A line passing through the point P(a, $$\theta$$) makes an acute angle $$\alpha$$ with the positive x-axis. Let this line be rotated about the point P through an angle $$\frac{\alpha}{2}$$ in the clock-wise direction. If in the new position, the slope of the line is $$2 - \sqrt{3}$$ and its distance from the origin is $$\frac{1}{\sqrt{2}}$$, then the value of $$3a^2\tan^2\alpha - 2\sqrt{3}$$ is

The first position of the line is through the point $$P(a,0)$$ and makes an acute angle $$\alpha$$ with the positive $$x$$-axis, so its slope is $$m_1=\tan\alpha$$.

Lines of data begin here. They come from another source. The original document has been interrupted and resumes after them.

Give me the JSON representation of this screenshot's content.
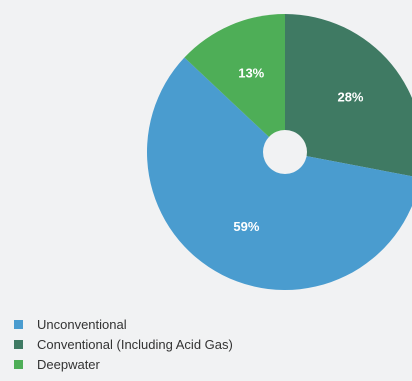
{
  "chart_data": {
    "type": "pie",
    "slices": [
      {
        "name": "Conventional (Including Acid Gas)",
        "value": 28,
        "label": "28%",
        "color": "#3f7a63"
      },
      {
        "name": "Unconventional",
        "value": 59,
        "label": "59%",
        "color": "#4a9ccf"
      },
      {
        "name": "Deepwater",
        "value": 13,
        "label": "13%",
        "color": "#4eae57"
      }
    ],
    "legend": [
      {
        "label": "Unconventional",
        "color": "#4a9ccf"
      },
      {
        "label": "Conventional (Including Acid Gas)",
        "color": "#3f7a63"
      },
      {
        "label": "Deepwater",
        "color": "#4eae57"
      }
    ],
    "legend_position": "bottom-left",
    "donut_hole": true
  },
  "colors": {
    "background": "#f1f2f3",
    "hole": "#f1f2f3"
  }
}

The line is then rotated clockwise about $$P$$ through $$\dfrac{\alpha}{2}$$.
Clockwise rotation decreases the inclination, hence the new angle with the $$x$$-axis is $$\alpha-\dfrac{\alpha}{2}= \dfrac{\alpha}{2}$$.
Therefore the slope of the new line is $$m_2=\tan\!\left(\dfrac{\alpha}{2}\right)$$.

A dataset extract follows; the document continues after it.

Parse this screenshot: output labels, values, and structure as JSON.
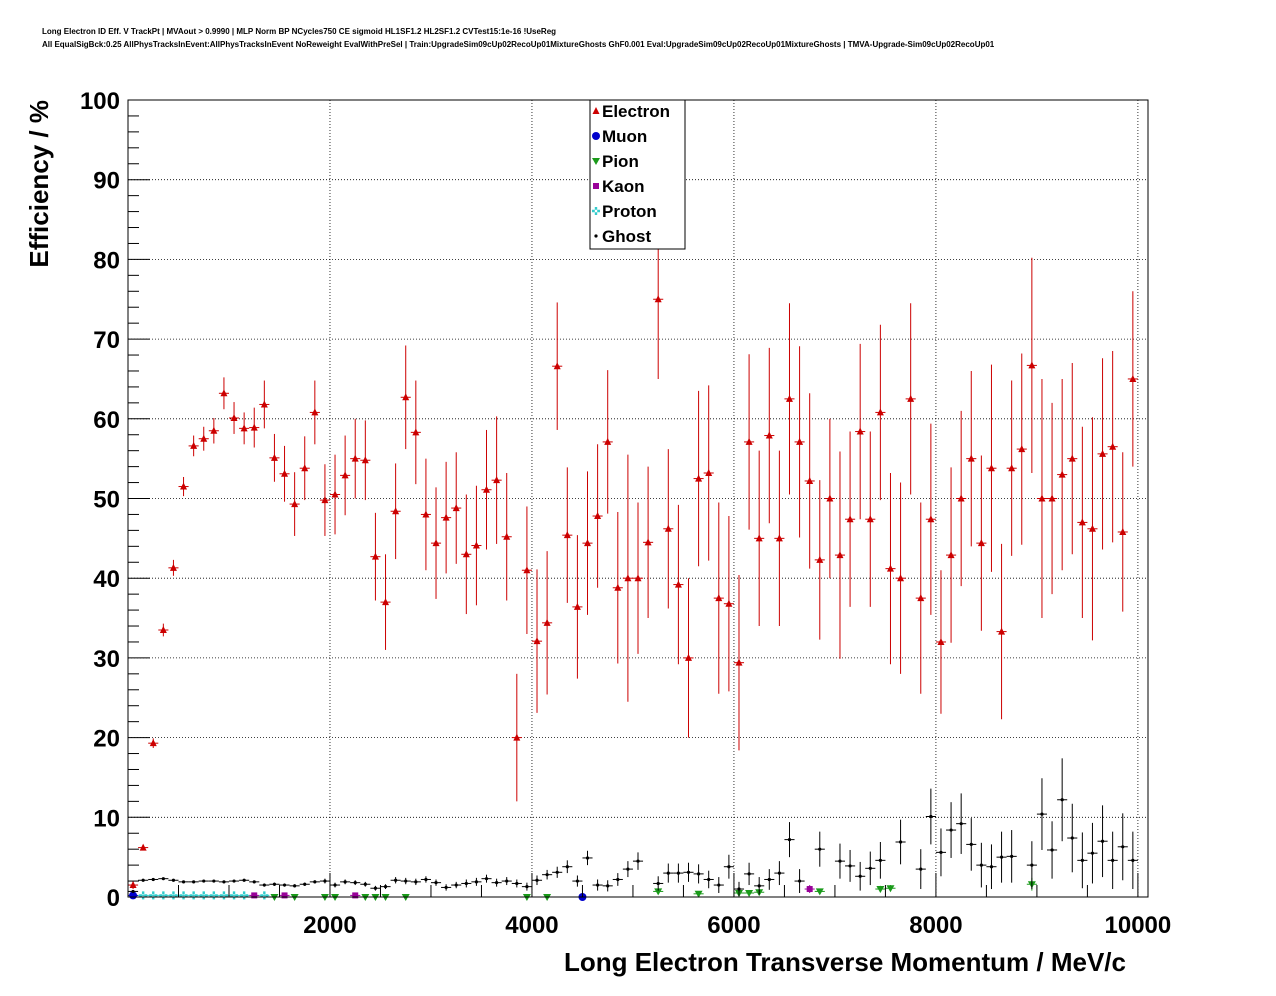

Given that in this new position the slope equals $$2-\sqrt{3}$$, we have
$$\tan\!\left(\dfrac{\alpha}{2}\right)=2-\sqrt{3}$$ $$-(1)$$

Formula used: the double-angle identity for tangent,
$$\tan\alpha=\dfrac{2\tan\!\left(\dfrac{\alpha}{2}\right)}{1-\tan^2\!\left(\dfrac{\alpha}{2}\right)}$$ $$-(2)$$

Substituting $$\tan\!\left(\dfrac{\alpha}{2}\right)=2-\sqrt{3}$$ into $$(2)$$:
Numerator $$=2(2-\sqrt{3})=4-2\sqrt{3}$$
Denominator $$=1-(2-\sqrt{3})^{2}=1-\left(7-4\sqrt{3}\right)=4\sqrt{3}-6$$.

Thus
$$\tan\alpha=\dfrac{4-2\sqrt{3}}{4\sqrt{3}-6} =\dfrac{2-\sqrt{3}}{\sqrt{3}(2-\sqrt{3})} =\dfrac{1}{\sqrt{3}}$$.

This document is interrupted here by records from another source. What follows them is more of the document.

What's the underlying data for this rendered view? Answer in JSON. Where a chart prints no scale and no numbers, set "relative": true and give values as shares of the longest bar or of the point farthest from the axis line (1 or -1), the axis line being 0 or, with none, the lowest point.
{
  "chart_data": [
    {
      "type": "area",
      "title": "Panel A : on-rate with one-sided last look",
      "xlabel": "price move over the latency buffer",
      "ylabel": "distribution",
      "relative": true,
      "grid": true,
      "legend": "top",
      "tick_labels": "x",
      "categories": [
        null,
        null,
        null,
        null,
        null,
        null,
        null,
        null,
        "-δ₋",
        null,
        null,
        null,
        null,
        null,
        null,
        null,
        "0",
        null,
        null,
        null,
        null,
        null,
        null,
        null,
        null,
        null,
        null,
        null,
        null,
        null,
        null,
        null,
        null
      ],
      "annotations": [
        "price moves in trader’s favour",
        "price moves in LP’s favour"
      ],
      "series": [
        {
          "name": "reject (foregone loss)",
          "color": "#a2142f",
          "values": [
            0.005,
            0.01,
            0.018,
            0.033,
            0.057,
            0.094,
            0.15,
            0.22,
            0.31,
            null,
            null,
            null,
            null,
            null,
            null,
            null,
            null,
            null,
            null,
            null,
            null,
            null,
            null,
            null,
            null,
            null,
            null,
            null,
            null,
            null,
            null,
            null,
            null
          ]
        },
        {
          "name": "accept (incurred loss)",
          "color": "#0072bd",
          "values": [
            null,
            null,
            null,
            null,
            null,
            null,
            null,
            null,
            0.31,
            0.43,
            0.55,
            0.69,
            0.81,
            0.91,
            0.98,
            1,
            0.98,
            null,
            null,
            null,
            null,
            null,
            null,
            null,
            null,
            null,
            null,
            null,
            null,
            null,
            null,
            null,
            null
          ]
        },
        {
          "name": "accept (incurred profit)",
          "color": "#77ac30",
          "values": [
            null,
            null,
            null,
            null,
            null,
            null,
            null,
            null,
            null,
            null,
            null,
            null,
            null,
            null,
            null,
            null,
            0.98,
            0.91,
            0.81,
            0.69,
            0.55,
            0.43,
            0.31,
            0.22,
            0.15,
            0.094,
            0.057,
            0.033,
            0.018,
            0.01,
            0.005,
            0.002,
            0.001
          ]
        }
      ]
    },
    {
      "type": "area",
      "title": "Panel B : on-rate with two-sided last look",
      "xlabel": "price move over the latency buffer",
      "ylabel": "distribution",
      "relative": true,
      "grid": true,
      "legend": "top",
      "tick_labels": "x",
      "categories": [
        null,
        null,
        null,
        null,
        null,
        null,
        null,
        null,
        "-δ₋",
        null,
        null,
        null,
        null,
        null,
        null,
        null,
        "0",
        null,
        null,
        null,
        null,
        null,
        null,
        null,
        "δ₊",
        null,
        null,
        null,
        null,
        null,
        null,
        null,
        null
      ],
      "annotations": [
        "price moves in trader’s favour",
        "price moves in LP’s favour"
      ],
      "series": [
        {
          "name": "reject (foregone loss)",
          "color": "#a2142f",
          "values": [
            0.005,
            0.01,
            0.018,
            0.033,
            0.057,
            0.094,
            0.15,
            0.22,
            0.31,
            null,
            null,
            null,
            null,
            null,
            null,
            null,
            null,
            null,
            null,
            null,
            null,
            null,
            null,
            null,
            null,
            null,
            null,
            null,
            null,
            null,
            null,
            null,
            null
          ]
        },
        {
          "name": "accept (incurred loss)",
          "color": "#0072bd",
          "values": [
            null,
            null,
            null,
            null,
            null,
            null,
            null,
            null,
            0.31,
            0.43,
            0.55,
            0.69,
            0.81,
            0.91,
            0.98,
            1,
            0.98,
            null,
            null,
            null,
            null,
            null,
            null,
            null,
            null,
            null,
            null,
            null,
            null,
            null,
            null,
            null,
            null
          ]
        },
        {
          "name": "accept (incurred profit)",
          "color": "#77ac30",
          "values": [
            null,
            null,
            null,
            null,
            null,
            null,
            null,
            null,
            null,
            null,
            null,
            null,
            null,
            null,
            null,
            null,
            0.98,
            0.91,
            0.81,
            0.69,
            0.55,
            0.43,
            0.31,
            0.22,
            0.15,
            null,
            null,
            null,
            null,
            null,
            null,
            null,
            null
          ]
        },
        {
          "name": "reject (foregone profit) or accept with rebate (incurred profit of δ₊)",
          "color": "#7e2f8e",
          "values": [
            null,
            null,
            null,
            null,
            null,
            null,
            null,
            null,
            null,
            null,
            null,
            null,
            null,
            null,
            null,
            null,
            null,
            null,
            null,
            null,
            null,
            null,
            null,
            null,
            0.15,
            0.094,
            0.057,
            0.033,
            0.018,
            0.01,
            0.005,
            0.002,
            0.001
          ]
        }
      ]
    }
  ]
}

Since $$\alpha$$ is acute, $$\alpha=30^{\circ}$$ and
$$\tan^{2}\alpha=\dfrac{1}{3}$$ $$-(3)$$

Equation of the new line (slope $$2-\sqrt{3}$$, passing through $$P(a,0)$$):
$$y=(2-\sqrt{3})(x-a)\;\;\Longrightarrow\;\;(2-\sqrt{3})x - y - a(2-\sqrt{3})=0$$.

For a line $$Ax+By+C=0$$, the perpendicular distance from the origin $$(0,0)$$ is
$$d=\dfrac{|C|}{\sqrt{A^{2}+B^{2}}}$$.

Here $$A=2-\sqrt{3},\,B=-1,\,C=-a(2-\sqrt{3})$$, so
$$d=\dfrac{|a|(2-\sqrt{3})}{\sqrt{(2-\sqrt{3})^{2}+1}}$$.

Given distance $$d=\dfrac{1}{\sqrt{2}}$$, we get
$$\dfrac{a^{2}(2-\sqrt{3})^{2}}{(2-\sqrt{3})^{2}+1}=\dfrac{1}{2}$$.

Let $$t=2-\sqrt{3}\;(\,t^{2}=7-4\sqrt{3}\,)$$. Then
$$a^{2}=\dfrac{\dfrac12\bigl(1+t^{2}\bigr)}{t^{2}} =\dfrac12\cdot\dfrac{1+7-4\sqrt{3}}{t^{2}} =\dfrac12\cdot\dfrac{8-4\sqrt{3}}{t^{2}} =\dfrac{2(2-\sqrt{3})}{t^{2}} =\dfrac{2t}{t^{2}} =\dfrac{2}{t}$$.

Since $$t=2-\sqrt{3}$$,
$$a^{2}=\dfrac{2}{2-\sqrt{3}} =2\cdot\dfrac{2+\sqrt{3}}{(2-\sqrt{3})(2+\sqrt{3})} =2(2+\sqrt{3}) =4+2\sqrt{3}$$ $$-(4)$$

Required expression:
$$3a^{2}\tan^{2}\alpha-2\sqrt{3} =3a^{2}\cdot\dfrac{1}{3}-2\sqrt{3} =a^{2}-2\sqrt{3}$$ (using $$(3)$$).

Using $$(4)$$,
$$a^{2}-2\sqrt{3}=(4+2\sqrt{3})-2\sqrt{3}=4.$$

Therefore, $$3a^{2}\tan^{2}\alpha-2\sqrt{3}=4$$, which corresponds to Option A.